Chi può fare la differenza? La risposta è semplice: una comunità matura, organizzata  e capace di orientarsi verso i più deboli, indistintamente. Scrive il professor Luigino Bruni: «Consentire alle diversità, ai problemi e alle povertà, di emergere, è un grande e potente indicatore di civiltà di un popolo, è un’alta forma di ricchezza delle nazioni. La piazza più bella del mondo è quella dove possiamo incontrarci tutti, con tutte le nostre abilità e inabilità diverse. La classe migliore è quella abitata dai nostri bambini e bambine, brillanti insieme a quelli che brillano diversamente. Sordi, ciechi, zoppi, depressi e felici, siamo invitati tutti allo stesso banchetto della convivialità delle differenze».

Questa necessaria trasformazione delle comunità permetterebbe a tutti di trovare il proprio spazio nel quale vivere meglio, senza dovere necessariamente rivendicare il sacrosanto diritto all’anonimato: spesso osservo infatti che alle persone disabili, in una trance più o meno collettiva volta a migliorarne la condizione, sia richiesto di rispondere sempre “presente” per essere all’altezza dello sforzo di una società che, in fondo, li vorrebbe diversi.

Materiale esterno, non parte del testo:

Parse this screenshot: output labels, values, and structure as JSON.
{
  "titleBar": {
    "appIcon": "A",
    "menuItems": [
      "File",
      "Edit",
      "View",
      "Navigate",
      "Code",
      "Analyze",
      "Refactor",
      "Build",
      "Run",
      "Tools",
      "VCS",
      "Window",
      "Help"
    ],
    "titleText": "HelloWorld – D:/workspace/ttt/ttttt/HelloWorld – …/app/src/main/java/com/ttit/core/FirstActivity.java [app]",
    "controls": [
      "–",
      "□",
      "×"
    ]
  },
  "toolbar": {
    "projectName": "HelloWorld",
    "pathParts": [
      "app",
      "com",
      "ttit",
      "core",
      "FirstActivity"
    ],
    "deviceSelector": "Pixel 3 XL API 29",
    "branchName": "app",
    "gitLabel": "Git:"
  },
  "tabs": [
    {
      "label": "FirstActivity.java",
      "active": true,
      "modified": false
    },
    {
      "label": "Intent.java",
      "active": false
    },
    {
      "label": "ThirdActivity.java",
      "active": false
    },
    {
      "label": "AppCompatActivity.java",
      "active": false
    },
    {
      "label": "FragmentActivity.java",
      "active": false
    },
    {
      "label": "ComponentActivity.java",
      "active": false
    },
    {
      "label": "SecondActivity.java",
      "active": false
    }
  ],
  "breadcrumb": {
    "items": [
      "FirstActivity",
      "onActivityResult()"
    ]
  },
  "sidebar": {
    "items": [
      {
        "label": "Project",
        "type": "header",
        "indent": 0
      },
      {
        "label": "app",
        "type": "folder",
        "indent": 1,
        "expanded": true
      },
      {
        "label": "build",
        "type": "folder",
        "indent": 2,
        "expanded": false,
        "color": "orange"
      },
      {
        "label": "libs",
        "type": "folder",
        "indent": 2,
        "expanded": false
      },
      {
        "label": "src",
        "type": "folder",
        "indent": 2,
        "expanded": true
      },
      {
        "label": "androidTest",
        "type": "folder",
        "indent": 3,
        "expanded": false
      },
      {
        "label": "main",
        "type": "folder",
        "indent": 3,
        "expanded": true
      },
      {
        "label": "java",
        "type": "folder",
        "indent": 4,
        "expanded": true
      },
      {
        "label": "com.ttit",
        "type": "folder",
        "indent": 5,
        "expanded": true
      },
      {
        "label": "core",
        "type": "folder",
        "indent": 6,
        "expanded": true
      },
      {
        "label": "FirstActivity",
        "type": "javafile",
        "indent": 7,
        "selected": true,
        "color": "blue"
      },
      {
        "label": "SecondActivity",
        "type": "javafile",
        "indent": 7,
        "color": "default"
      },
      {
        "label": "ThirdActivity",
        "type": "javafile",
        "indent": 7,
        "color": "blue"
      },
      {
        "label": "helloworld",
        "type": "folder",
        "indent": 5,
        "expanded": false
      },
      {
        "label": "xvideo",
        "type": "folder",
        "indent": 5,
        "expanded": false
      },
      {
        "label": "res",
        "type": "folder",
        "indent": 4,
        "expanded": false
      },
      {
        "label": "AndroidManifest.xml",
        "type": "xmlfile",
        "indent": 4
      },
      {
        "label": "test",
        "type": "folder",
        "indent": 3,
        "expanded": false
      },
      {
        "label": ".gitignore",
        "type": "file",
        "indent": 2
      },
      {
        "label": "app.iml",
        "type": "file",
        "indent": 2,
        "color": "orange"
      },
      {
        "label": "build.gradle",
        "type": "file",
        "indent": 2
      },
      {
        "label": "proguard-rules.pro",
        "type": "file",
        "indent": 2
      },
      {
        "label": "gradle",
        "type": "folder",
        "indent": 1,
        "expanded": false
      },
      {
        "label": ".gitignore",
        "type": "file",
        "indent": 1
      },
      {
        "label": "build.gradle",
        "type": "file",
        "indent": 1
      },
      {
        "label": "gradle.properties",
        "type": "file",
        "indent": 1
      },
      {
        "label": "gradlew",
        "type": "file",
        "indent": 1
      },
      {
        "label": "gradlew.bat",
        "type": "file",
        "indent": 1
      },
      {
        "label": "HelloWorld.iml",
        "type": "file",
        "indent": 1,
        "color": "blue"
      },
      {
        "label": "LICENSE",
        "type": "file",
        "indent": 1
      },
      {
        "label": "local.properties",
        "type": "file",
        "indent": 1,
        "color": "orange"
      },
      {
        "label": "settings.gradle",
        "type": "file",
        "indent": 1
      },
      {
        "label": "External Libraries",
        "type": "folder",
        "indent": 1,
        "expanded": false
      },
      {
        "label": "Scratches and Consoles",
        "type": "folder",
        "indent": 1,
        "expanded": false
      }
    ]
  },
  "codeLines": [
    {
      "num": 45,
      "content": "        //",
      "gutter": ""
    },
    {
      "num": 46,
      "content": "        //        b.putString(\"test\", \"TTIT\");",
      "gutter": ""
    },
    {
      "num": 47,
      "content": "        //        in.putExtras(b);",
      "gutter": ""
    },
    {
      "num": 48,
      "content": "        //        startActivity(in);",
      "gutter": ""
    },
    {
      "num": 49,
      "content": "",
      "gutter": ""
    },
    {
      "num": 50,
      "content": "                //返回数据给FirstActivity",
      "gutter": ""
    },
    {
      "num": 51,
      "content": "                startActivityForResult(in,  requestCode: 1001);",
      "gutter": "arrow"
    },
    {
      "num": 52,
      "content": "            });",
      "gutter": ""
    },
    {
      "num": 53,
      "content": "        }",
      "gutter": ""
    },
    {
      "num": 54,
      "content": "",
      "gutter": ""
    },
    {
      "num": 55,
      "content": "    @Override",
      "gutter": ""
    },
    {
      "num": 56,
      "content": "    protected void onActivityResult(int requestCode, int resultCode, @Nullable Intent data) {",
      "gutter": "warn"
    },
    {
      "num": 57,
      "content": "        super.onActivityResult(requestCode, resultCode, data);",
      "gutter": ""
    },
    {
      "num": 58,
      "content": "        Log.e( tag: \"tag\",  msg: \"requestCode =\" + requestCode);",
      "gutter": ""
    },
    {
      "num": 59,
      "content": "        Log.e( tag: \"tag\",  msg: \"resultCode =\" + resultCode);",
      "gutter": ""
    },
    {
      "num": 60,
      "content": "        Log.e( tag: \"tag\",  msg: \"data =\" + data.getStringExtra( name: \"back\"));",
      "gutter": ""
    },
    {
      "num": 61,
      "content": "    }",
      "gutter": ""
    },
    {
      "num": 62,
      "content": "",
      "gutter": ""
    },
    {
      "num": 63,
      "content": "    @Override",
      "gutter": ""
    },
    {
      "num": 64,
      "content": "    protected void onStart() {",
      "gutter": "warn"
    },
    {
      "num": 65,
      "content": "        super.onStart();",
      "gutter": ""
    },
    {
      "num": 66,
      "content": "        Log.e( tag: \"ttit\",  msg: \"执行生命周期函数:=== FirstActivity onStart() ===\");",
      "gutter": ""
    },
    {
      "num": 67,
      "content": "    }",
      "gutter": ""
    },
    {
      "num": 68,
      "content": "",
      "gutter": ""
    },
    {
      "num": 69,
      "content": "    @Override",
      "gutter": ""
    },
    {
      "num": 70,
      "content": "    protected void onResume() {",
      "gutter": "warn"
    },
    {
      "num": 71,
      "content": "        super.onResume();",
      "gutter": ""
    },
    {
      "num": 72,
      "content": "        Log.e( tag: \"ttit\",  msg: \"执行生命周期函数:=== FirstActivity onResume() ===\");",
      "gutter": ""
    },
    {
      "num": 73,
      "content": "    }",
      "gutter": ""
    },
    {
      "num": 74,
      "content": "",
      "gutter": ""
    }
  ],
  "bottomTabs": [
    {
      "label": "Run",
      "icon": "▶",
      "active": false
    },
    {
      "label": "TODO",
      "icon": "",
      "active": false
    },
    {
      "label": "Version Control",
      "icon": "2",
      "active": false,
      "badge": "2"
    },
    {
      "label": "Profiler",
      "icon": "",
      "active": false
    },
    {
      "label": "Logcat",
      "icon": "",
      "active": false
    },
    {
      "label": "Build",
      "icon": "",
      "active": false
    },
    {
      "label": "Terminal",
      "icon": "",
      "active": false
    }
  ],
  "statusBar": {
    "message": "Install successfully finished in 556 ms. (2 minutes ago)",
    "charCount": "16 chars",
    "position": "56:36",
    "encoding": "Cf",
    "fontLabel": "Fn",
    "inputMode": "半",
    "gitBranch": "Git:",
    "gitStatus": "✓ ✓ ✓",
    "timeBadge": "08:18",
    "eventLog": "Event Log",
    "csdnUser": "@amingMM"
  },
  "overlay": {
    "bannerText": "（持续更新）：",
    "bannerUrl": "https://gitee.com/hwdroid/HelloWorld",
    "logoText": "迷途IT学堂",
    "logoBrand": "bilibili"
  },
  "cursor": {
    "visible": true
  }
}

Converrebbe riflettere, ed agire di conseguenza, sull’imprescindibile valore della persona e sul concetto di felicità, diverso per ciascuno. Le comunità che funzionano generano il bene collettivo non come principio ideale, ma come conseguenza della realizzazione del bene di ogni singolo suo componente.

Per questo motivo ognuno di noi ha la possibilità di essere artefice dei processi di costruzione del bene comune pur non essendo “addetto ai valori” in uno specifico campo, per la semplice ragione secondo cui tutti possiamo essere “addetti ai  valori” che edificano le comunità.